“The River Is Blood” in the Admonitions of Ipuwer (Psalm 105)

Bilderesultat for the Admonitions of Ipuwer

Illustration: The Ipuwer Papyrus

The text called The Admonitions of Ipuwer is a lament over the breakdown of society in Egypt, and some compare it to the laments over upheavals found in the Biblical prophets. Ipuwer is most famous in Biblical studies because it contains a line stating that the Nile is blood – and yet people drink from it anyway. This has an obvious historical parallel in the turning of the Nile to blood during the period of the plagues prior to the exodus (Exodus 7:14-25). Psalm 105:29 expresses it this way: “He turned their waters into blood, causing their fish to die.”

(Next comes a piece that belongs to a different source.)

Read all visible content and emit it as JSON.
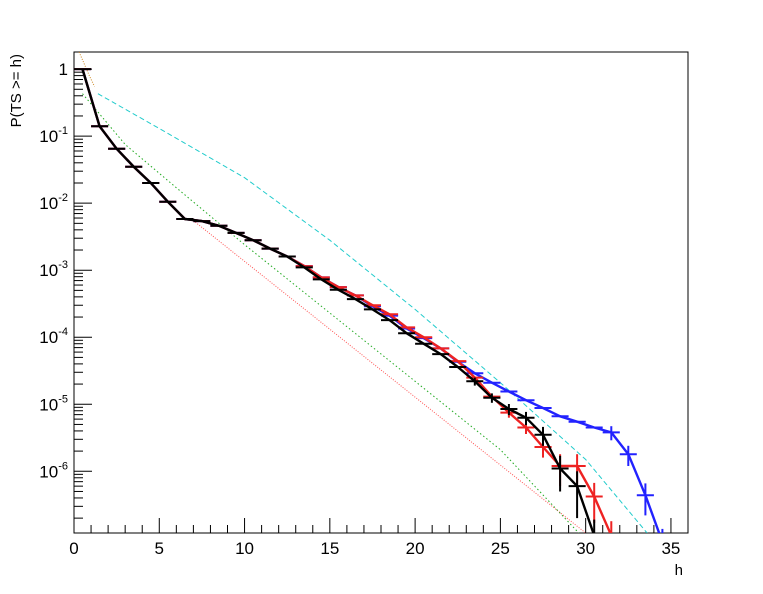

Although the date of the composition of Ipuwer is unknown, this lament was probably written long before the exodus and thus is not describing the Biblical event. The expression that the Nile “turned to blood” in Ipuwer may help us to understand what the term would have meant to ancient readers. The implication does not appear to have been that of the river literally full of blood but more likely that the water was so polluted as to have been barely usable.

Another theory is that this is an allegory of many people dying in Egypt, and that somehow some people contributed to this, perhaps unknowingly, hence they kept on drinking the blood/water.